EINDHOVEN, NETHERLANDS - JULY 23: A numbered coffin carried by Dutch military personnel contains an unidentified body from the crash of MH17 on July 23, 2014 at Eindhoven airport, Netherlands.
EINDHOVEN, NETHERLANDS - JULY 23: A numbered coffin carried by Dutch military personnel contains an unidentified body from the crash of MH17 on July 23, 2014 at Eindhoven airport, Netherlands.Photo by Peter Macdiarmid/Getty Images

The first Dutch victims of Malaysia Airlines flight MH17 were repatriated Wednesday at Eindhoven airbase in a touching ceremony attended by next of kin and dignitaries just six days after the horrific crash which claimed the lives of 298 people on a flight between Amsterdam and Kuala Lumpur. Two planes carrying the remains of 40 people landed at the airbase exactly five minutes after church bells echoed in the air, marking the arrival.

The remains will be transferred to a military barracks in Hilversum—a town which lost three entire families after the crash—where forensic experts will identify the remains. “The immediate next step will be to inform the next of kin ... No one else ... This may happen rapidly, but I have to caution you that it could also take weeks or even months,” said Dutch prime minister Mark Rutte on Tuesday.

The Cockpit Voice Recorder [CVR] from MH17 was examined by a team of international of investigators for the first time Wednesday led by Britain’s Air Accident Investigation Board [AAIB], a statement said. Despite being damaged, the memory module was intact and contained valid data from the flight. “Furthermore, no evidence or indications of manipulation of the CVR was found,” a statement said.

Investigators will further analyze the extracted data from the device at AAIB headquarters in Farnborough in the coming days and weeks. On Wednesday, investigators will begin their investigation of the Flight Data Recorder to determine whether it contains valid data or was damaged during the transfer from rebel hands to a Malaysian delegation on Monday.

The commonly-known “black boxes” record several aircraft parameters like thrust, airspeed and altitude and contained digital memory which recorded about 100 different sensors each second in a 25-hour period.
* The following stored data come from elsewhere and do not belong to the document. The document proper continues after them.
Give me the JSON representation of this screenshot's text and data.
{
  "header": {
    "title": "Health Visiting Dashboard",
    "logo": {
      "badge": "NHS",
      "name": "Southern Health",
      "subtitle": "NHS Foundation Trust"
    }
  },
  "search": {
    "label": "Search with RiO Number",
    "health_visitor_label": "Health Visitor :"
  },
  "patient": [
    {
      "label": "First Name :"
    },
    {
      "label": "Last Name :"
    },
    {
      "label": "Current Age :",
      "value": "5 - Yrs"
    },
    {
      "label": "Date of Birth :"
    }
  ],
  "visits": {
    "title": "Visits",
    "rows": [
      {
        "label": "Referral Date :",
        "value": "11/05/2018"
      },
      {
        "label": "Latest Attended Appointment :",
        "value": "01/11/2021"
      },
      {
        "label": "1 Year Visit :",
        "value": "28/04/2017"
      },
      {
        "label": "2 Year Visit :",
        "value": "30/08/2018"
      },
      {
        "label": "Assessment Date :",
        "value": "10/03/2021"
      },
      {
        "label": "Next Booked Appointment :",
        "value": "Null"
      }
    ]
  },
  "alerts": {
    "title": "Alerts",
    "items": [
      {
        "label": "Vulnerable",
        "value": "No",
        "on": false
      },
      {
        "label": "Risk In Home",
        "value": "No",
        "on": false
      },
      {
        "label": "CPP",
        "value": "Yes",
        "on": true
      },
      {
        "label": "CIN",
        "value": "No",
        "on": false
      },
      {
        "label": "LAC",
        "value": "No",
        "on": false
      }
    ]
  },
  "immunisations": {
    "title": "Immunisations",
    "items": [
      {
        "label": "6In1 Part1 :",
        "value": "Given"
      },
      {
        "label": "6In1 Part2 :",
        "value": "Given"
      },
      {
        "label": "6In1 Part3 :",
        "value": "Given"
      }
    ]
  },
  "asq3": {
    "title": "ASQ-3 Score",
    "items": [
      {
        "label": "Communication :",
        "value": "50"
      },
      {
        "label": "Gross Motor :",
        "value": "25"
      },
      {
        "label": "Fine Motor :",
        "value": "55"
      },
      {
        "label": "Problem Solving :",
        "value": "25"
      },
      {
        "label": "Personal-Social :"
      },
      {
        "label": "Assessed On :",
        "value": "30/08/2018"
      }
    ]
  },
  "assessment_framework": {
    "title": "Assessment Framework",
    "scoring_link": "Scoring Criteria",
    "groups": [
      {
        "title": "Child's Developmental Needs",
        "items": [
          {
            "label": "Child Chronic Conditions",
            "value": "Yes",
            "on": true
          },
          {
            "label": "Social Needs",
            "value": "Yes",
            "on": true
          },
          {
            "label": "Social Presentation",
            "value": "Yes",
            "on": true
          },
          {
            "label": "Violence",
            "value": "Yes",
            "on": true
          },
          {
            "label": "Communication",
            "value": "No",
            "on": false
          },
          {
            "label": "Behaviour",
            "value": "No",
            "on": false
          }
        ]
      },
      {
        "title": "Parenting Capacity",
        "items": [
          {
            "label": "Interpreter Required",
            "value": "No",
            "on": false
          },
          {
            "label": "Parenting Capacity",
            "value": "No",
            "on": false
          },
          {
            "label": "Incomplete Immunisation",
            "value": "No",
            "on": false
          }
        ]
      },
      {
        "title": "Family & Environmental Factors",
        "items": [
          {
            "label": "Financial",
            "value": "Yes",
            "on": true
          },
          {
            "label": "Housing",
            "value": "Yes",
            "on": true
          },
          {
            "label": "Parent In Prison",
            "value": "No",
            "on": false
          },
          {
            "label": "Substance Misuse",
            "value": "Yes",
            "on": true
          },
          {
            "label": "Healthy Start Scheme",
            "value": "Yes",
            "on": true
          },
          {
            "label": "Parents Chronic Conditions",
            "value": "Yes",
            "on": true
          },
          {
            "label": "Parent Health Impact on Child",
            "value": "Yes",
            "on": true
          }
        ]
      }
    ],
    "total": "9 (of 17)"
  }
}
The Dutch Safety Board said Wednesday that two independent investigations have been launched in addition to the MH17 probe. Investigators will explore the Malaysia Airlines decision-making process regarding flight routes and the availability of passenger lists. INTERPOL is also deploying a disaster victim identification team to the Netherlands to offer assistance to international investigators, the organization said Wednesday.

Another two planes carrying additional victims of MH17 are scheduled to arrive at the Dutch airbase on Thursday.